Read the specs you asked for, inform yourself about the technical decisions made (specially if anything seems unfamiliar or odd), approve the tech stack, question the AI about things you care about (e.g. user experience, platform compatibility, scalability, performance, security, “deployability”, etc.).

This process helps you guide the AI towards you goal but it’s irresponsible (to say the least) to just let it loose!!!

Andrej Karpathy, himself stated that (and I’m paraphrasing here) “it’s difficult to keep up” with the AI, but you must be involved! Don’t be the guy that just sees the code “stream away”.

A Call to Open Source Your Mindset

This repository is my personal protocol.

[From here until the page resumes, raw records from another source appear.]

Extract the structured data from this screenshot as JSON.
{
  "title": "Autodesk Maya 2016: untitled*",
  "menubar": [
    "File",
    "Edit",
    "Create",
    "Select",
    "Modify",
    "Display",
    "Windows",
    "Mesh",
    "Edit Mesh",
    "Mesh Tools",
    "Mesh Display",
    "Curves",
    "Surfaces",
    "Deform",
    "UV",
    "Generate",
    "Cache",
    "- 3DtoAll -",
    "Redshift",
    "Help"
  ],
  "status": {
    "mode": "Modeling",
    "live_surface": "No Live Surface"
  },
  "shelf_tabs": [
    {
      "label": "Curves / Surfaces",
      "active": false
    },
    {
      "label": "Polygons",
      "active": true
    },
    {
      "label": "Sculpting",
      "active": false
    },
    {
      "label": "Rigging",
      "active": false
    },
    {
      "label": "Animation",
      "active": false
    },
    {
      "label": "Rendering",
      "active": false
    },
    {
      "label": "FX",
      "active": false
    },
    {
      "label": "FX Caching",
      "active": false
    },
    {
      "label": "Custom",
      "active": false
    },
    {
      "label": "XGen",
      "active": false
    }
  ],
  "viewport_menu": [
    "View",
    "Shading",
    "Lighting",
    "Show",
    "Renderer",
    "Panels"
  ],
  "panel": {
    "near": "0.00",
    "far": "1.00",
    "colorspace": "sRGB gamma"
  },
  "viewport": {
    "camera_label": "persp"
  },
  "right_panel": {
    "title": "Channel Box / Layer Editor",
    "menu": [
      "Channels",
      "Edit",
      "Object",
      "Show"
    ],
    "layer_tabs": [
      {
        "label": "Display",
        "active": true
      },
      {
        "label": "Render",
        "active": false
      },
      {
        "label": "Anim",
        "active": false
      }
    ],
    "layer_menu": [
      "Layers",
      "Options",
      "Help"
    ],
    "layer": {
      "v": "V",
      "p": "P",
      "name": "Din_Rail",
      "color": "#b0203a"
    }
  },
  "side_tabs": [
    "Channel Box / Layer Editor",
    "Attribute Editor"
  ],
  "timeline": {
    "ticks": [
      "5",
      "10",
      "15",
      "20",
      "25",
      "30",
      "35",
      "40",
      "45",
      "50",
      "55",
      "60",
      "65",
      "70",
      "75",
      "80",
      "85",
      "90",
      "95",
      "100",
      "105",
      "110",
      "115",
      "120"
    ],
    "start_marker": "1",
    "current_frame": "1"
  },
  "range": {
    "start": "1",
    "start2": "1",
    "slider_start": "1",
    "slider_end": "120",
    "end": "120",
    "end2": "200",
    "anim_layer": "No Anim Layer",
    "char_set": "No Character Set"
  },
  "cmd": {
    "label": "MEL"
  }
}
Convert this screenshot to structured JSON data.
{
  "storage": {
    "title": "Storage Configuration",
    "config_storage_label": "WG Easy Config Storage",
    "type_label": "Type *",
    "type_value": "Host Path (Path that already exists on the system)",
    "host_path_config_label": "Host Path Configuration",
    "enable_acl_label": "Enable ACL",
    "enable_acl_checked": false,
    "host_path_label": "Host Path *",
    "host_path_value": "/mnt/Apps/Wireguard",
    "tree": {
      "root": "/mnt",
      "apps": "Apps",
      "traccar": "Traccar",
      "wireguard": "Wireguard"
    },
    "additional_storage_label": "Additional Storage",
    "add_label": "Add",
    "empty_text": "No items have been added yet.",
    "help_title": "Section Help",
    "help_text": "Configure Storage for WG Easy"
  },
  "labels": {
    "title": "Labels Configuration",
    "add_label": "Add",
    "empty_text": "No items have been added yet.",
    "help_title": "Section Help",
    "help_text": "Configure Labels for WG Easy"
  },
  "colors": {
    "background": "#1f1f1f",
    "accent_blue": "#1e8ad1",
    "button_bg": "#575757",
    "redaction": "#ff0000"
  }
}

It’s very opinionated, and it’s specific to “my style”. I’m aware that there are other ways to approach this, like “gemini-cli + conductor“, Github Copilot or work your way out with claude code or even a project like “fabric“. I’ve used them and I think they are great, but I’m also aware of their limitations and nothing stops you (or me) to use them combined!!!

I’m sharing this work not because it’s perfect, but because I want you to see if it’s useful for you. Fork it, take these prompts, break them, adapt them to your specific domain, and build your own workflow. This way you can stop trying to be “faster than the AI” but be the one who tells it where to go.

Expand, enhance, and share your process. The future belongs to the Architects, not the typists.